So it happened: while you were eating, talking, or even sleeping, one of your porcelain veneers managed to fall completely off. Since a veneer looks an awful lot like a tooth, your first instinct is to panic. After closer inspection, you realize that it’s just one of your veneers…which then brings you to the question of what to do next. A veneer falling off isn’t as urgent an emergency as an actual tooth falling out but it can still be quite alarming and, if the veneer was on one of your front teeth, it can mean keeping your smile under lock and key. As your cosmetic dentist, that’s the last thing I want to see happen.
If your veneer falls off, the next step is easy: call us. If our office isn’t open, we will schedule you for the first time slot available when it reopens. We’ll re-cement the veneer for free and do some tests to see why the veneer might have fallen off.

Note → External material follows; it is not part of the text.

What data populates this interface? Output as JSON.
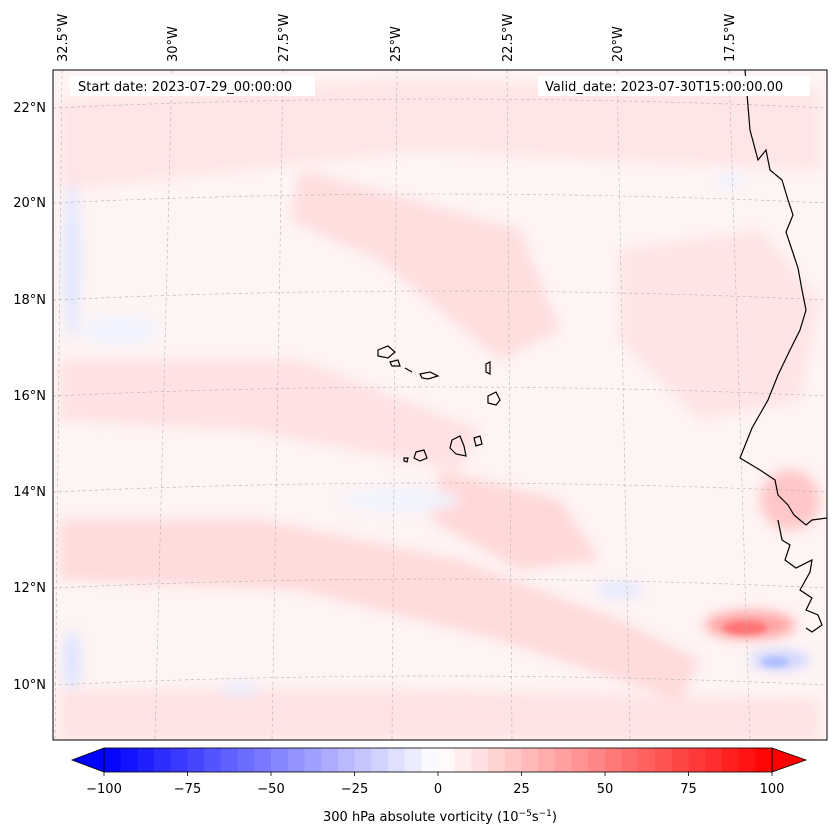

Veneers are the crowning achievement of cosmetic dentistry but they are not without fault. As with almost everything in life, they carry with them both pros and cons. A serious con of veneers is the fact that, occasionally, they do fall off. The cement we use to attach the veneer to the tooth is not meant to be a permanent binder since most people who get veneers will want to replace them in a decade or so. Veneers have to be removable. This, unfortunately, means that, when they encounter an excess of pressure, they can come off.
The trick to getting veneers to stay on is all in how they’re shaped and how they’re placed. We look at a patient’s occlusion (how their top and bottom teeth come together) in order to determine the best techniques to use for that individual. Everyone’s bite is different so there is no one-size-fits-all solution. There is, however, a lot of cutting edge technology that can help us understand your unique dental pressure points. That tech can dramatically lower the chances of a veneer falling off.

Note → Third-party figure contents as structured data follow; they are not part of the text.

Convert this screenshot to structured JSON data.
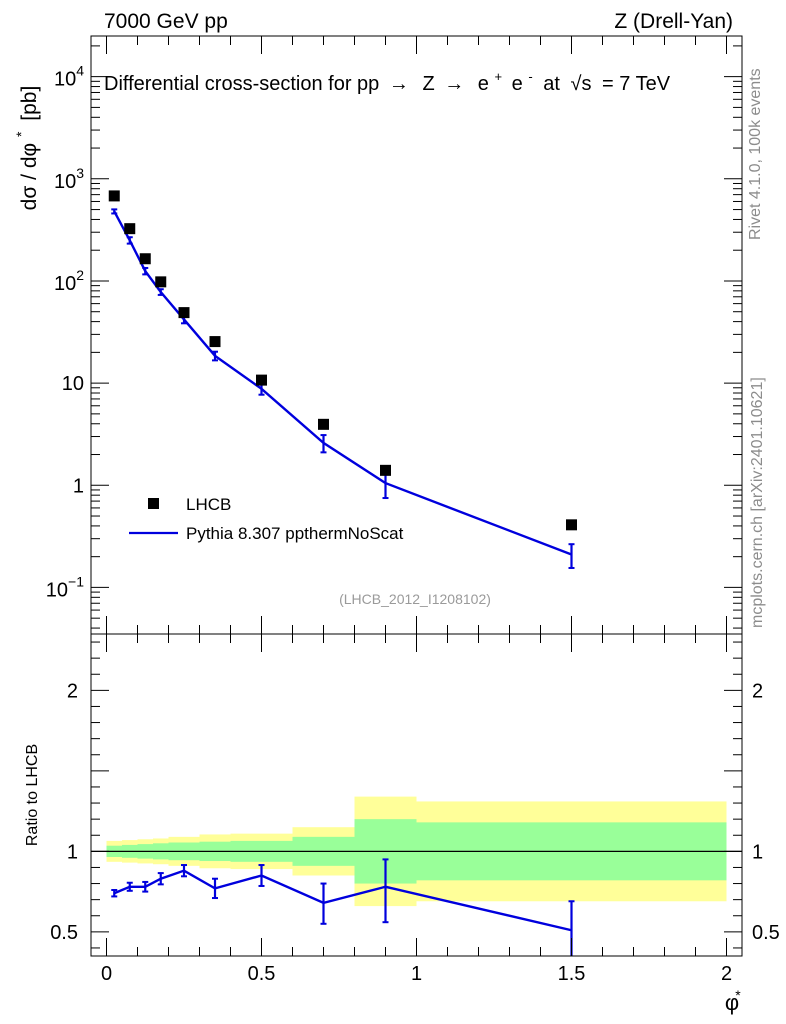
{
  "header": {
    "energy": "7000 GeV pp",
    "process": "Z (Drell-Yan)"
  },
  "side_labels": {
    "rivet": "Rivet 4.1.0,  100k events",
    "mcplots": "mcplots.cern.ch [arXiv:2401.10621]"
  },
  "colors": {
    "mc": "#0000dd",
    "data": "#000000",
    "band_inner": "#99ff99",
    "band_outer": "#ffff99"
  },
  "chart_data": [
    {
      "type": "scatter",
      "title": "Differential cross-section for pp→ Z → e⁺ e⁻ at √s = 7 TeV",
      "title_parts": {
        "main": "Differential cross-section for pp",
        "arrow": "→",
        "z": "Z",
        "pos": "e",
        "sup_plus": "+",
        "neg": "e",
        "sup_minus": "-",
        "at": "at",
        "sqrt": "√s",
        "energy": "= 7 TeV"
      },
      "ylabel": "dσ / dφ* [pb]",
      "ylabel_parts": {
        "main": "dσ / dφ",
        "star": "*",
        "unit": "[pb]"
      },
      "yscale": "log",
      "ylim": [
        0.035,
        25000
      ],
      "xlim": [
        -0.05,
        2.05
      ],
      "yticks": [
        {
          "value": 0.1,
          "base": "10",
          "exp": "−1"
        },
        {
          "value": 1,
          "text": "1"
        },
        {
          "value": 10,
          "text": "10"
        },
        {
          "value": 100,
          "base": "10",
          "exp": "2"
        },
        {
          "value": 1000,
          "base": "10",
          "exp": "3"
        },
        {
          "value": 10000,
          "base": "10",
          "exp": "4"
        }
      ],
      "watermark": "(LHCB_2012_I1208102)",
      "legend": {
        "position": "bottom-left",
        "data_label": "LHCB",
        "mc_label": "Pythia 8.307 ppthermNoScat"
      },
      "series": [
        {
          "name": "LHCB",
          "kind": "data",
          "x": [
            0.025,
            0.075,
            0.125,
            0.175,
            0.25,
            0.35,
            0.5,
            0.7,
            0.9,
            1.5
          ],
          "values": [
            680,
            325,
            165,
            98,
            49,
            25.5,
            10.7,
            3.95,
            1.4,
            0.41
          ]
        },
        {
          "name": "Pythia 8.307 ppthermNoScat",
          "kind": "mc",
          "x": [
            0.025,
            0.075,
            0.125,
            0.175,
            0.25,
            0.35,
            0.5,
            0.7,
            0.9,
            1.5
          ],
          "values": [
            480,
            250,
            125,
            78,
            42,
            18.5,
            8.8,
            2.6,
            1.05,
            0.21
          ],
          "err_up": [
            22,
            18,
            9,
            5,
            3.5,
            1.8,
            1.1,
            0.5,
            0.3,
            0.055
          ],
          "err_down": [
            22,
            18,
            9,
            5,
            3.5,
            1.8,
            1.1,
            0.5,
            0.3,
            0.055
          ]
        }
      ]
    },
    {
      "type": "line",
      "ylabel": "Ratio to LHCB",
      "xlabel": "φ*",
      "xlabel_parts": {
        "main": "φ",
        "star": "*"
      },
      "ylim": [
        0.35,
        2.35
      ],
      "xlim": [
        -0.05,
        2.05
      ],
      "xticks": [
        {
          "value": 0,
          "text": "0"
        },
        {
          "value": 0.5,
          "text": "0.5"
        },
        {
          "value": 1,
          "text": "1"
        },
        {
          "value": 1.5,
          "text": "1.5"
        },
        {
          "value": 2,
          "text": "2"
        }
      ],
      "yticks": [
        {
          "value": 0.5,
          "text": "0.5"
        },
        {
          "value": 1,
          "text": "1"
        },
        {
          "value": 2,
          "text": "2"
        }
      ],
      "reference_line": 1,
      "bands": {
        "bins": [
          [
            0,
            0.05
          ],
          [
            0.05,
            0.1
          ],
          [
            0.1,
            0.15
          ],
          [
            0.15,
            0.2
          ],
          [
            0.2,
            0.3
          ],
          [
            0.3,
            0.4
          ],
          [
            0.4,
            0.6
          ],
          [
            0.6,
            0.8
          ],
          [
            0.8,
            1.0
          ],
          [
            1.0,
            2.0
          ]
        ],
        "outer": [
          0.065,
          0.07,
          0.075,
          0.08,
          0.09,
          0.105,
          0.11,
          0.15,
          0.34,
          0.31
        ],
        "inner": [
          0.035,
          0.04,
          0.045,
          0.05,
          0.055,
          0.06,
          0.065,
          0.09,
          0.2,
          0.18
        ]
      },
      "series": [
        {
          "name": "Pythia 8.307 ppthermNoScat",
          "x": [
            0.025,
            0.075,
            0.125,
            0.175,
            0.25,
            0.35,
            0.5,
            0.7,
            0.9,
            1.5
          ],
          "values": [
            0.74,
            0.78,
            0.78,
            0.83,
            0.88,
            0.77,
            0.85,
            0.68,
            0.78,
            0.51
          ],
          "err_up": [
            0.02,
            0.025,
            0.03,
            0.035,
            0.035,
            0.06,
            0.065,
            0.12,
            0.17,
            0.18
          ],
          "err_down": [
            0.02,
            0.025,
            0.03,
            0.035,
            0.035,
            0.06,
            0.065,
            0.13,
            0.22,
            0.2
          ]
        }
      ]
    }
  ]
}
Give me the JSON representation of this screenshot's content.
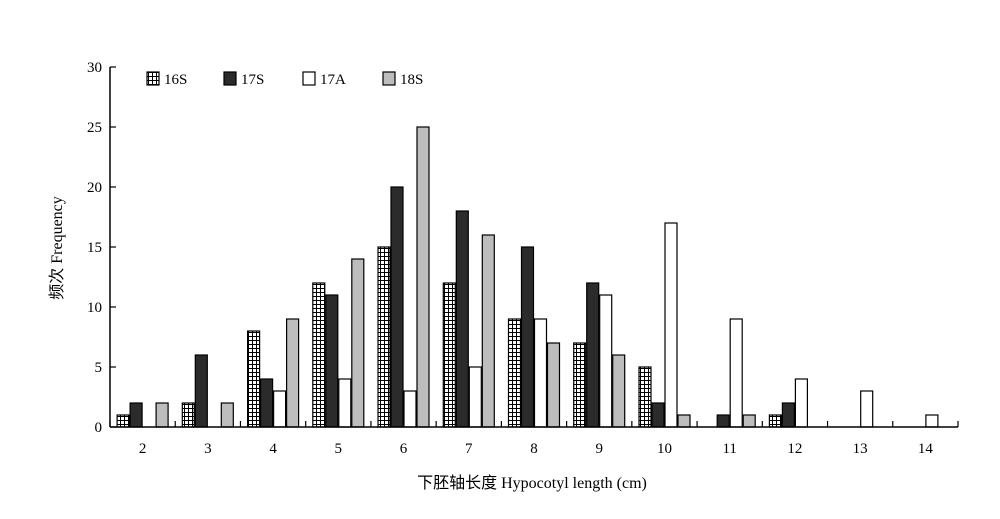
{
  "chart_data": {
    "type": "bar",
    "categories": [
      "2",
      "3",
      "4",
      "5",
      "6",
      "7",
      "8",
      "9",
      "10",
      "11",
      "12",
      "13",
      "14"
    ],
    "series": [
      {
        "name": "16S",
        "values": [
          1,
          2,
          8,
          12,
          15,
          12,
          9,
          7,
          5,
          0,
          1,
          0,
          0
        ],
        "style": "hatched"
      },
      {
        "name": "17S",
        "values": [
          2,
          6,
          4,
          11,
          20,
          18,
          15,
          12,
          2,
          1,
          2,
          0,
          0
        ],
        "color": "#2b2b2b"
      },
      {
        "name": "17A",
        "values": [
          0,
          0,
          3,
          4,
          3,
          5,
          9,
          11,
          17,
          9,
          4,
          3,
          1
        ],
        "color": "#ffffff"
      },
      {
        "name": "18S",
        "values": [
          2,
          2,
          9,
          14,
          25,
          16,
          7,
          6,
          1,
          1,
          0,
          0,
          0
        ],
        "color": "#bdbdbd"
      }
    ],
    "y_ticks": [
      "0",
      "5",
      "10",
      "15",
      "20",
      "25",
      "30"
    ],
    "ylim": [
      0,
      30
    ],
    "xlabel": "下胚轴长度  Hypocotyl length (cm)",
    "ylabel": "频次 Frequency",
    "legend_position": "top-left",
    "grid": false
  }
}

Recently, we bought a new device called a Tek-Scan that can detect the slightest inconsistencies in a patient’s bite. With this equipment, we hope to see fewer and fewer patients come in with detached veneers.
If a veneer falls off while you are eating or talking, there is a chance you may accidentally break the veneer. If that happens, call us immediately. With broken veneers, we can temporarily fix them but, in the longterm, we will need to reevaluate your bite and order a new veneer. Once the new veneer comes in, we’ll re-cement it and you’ll be on your way!
When a dentist bonds and crafts veneers correctly, they are quite strong. Although dental labs make veneers out of porcelain, they are far from fragile. If your veneers are frequently falling off or breaking, it probably has something to do with how the veneers were bonded — or how they’re reacting to your unique bite. Both of these problems require a trip to the dentist.
Very rarely do veneers fall off because of something the patient does, though, it occasionally does happen. Typically, the patient is biting directly into something hard, like an apple or some ice. Other times, it’s because the patient wasn’t able to give up a bad habit like smoking (which causes irreversible dental damage) or biting their nails.
Taking care of your veneers is not hard. It’s mostly just common sense. When you get them, we’ll give you a list of some simple dos and don’ts. If you follow those, you should be fine.